Some cast recordings sound almost as good as the show sounds live in the theater. The Decca recording of The Addams Family sounds better.
In the Lunt-Fantanne Theatre on New York’s 46th street, the sound system emphasizes the keyboards – of which there are two – at the expense of the brass and reeds. It also is heavy on the bass, resulting in the thumping rhythm line dominating even when the tune requires either a light or a lush touch.
All of this is remedied on the CD, thanks to recording producer Andrew Lippa and his engineer Frank Filipetti. Lippa has a special reason for making sure the score sounds its best on the disc. He wrote it. (He’s also the composer/lyricist of the off-Broadway musical The Wild Party, and of the songs that were added to You’re A Good Man, Charlie Brown for its Broadway incarnation.)
After the harsh criticism that greeted the opening of the show on Broadway and its nearly total absence from the year’s Tony Awards (two nominations, no wins), it may come as a surprise to those who haven’t actually seen the show to discover that it is a bright, tuneful and delightfully delivered – if admittedly lightweight – Broadway-style musical comedy. It is reminiscent of The Producers, Spamalot, Young Frankenstein and Shrek … those shows that rely on a cascade of gags and outrageous concepts.
You expect a string of sharp songs structured to show off the strengths of the big names above the title: Nathan Lane and Bebe Neuwirth – and you get them. However, the album also reveals that the function of this score in this show is to provide each and every one of the ten principals with at least one song designed to be their big moment.
Lane gets grist for his classic comedian mode right from the top of the show with “When You’re an Addams” as he assumes his role as head of the family and explains just what a weird family it really is. He remains the star among stars all night long and Neuwirth, who has a little less to do than you might expect, steps into the spotlight alone and with others to demonstrate her ability to sell a song or a gag.
The rest of the Addams clan is as bizarre as you would expect with the requisite humor pulled from the spirit of Charles Addams’ cartoons. Kevin Chamberlin’s impishness works nicely as the “fat bald person of no specific sexuality.” Uncle Fester, is in love with the moon, as he reveals in his segment of the full cast “Full Disclosure.” The recording captures a few flashes of the outlandishness of Jackie Hoffman’s performance as the Grandma who may not be from either side of the family, and Adam Riegler takes full advantage of his musical question “What If?” which lists the things he would miss if his sister wasn’t around to torture him.
The plot deals with a family far from the ranks of the normal when an offspring falls for a supposedly normal partner (think La Cage aux Folles).

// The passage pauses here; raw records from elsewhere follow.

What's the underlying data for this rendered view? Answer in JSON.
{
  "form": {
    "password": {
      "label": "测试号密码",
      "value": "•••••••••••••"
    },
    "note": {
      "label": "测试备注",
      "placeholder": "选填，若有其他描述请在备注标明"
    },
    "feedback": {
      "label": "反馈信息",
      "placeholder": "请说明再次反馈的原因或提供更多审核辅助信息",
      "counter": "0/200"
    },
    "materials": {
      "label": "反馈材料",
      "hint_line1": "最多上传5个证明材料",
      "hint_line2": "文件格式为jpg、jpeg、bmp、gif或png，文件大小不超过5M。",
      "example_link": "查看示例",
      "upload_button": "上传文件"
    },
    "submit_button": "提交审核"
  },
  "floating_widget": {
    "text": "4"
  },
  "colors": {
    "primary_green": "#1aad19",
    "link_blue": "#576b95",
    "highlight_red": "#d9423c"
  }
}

As the young Addams girl, Krysta Rodriguez’s big moments are huge … just listen to “Pulled” or her parts of “One Normal Night” or “Crazier Than You” where she is joined by Wesley Taylor as her boyfriend. As his parents, Carolee Carmello belts out “Waiting” and Terrence Mann finally lets loose late in the second act after he’s found release of “some secret longing” in the arms of a squid, letting Lippa reach for a rhyme for “in the arms of a two ton cephalopod.”
Lippa’s other rhymes and gags may not be quite as extreme as that, but they are clever and funny and he’s at his best when he’s really reaching. Marshall Brickman and Rick Elice’s book has him turning slightly schmaltzy when Lane sings of the emotion felt by any parent who has a child grow up and prepare to set out in life. The song “Happy/Sad” seems a bit out of place in the rest of this score as Lane sings of tender emotions without any punchlines.
The show’s finale provides another strange moment of schmaltz, one that seems to attempt to give the show a moral although just what that moral is is anybody’s guess. What do you make of “Move toward the darkness. Welcome the unknown. Face your blackest demons. Find your bleakest bone. / Loose your inhibitions. Love what once was vile. Move toward the darkness … and smile.”? As Uncle Fester asks in another song in the show: “Whose to say?”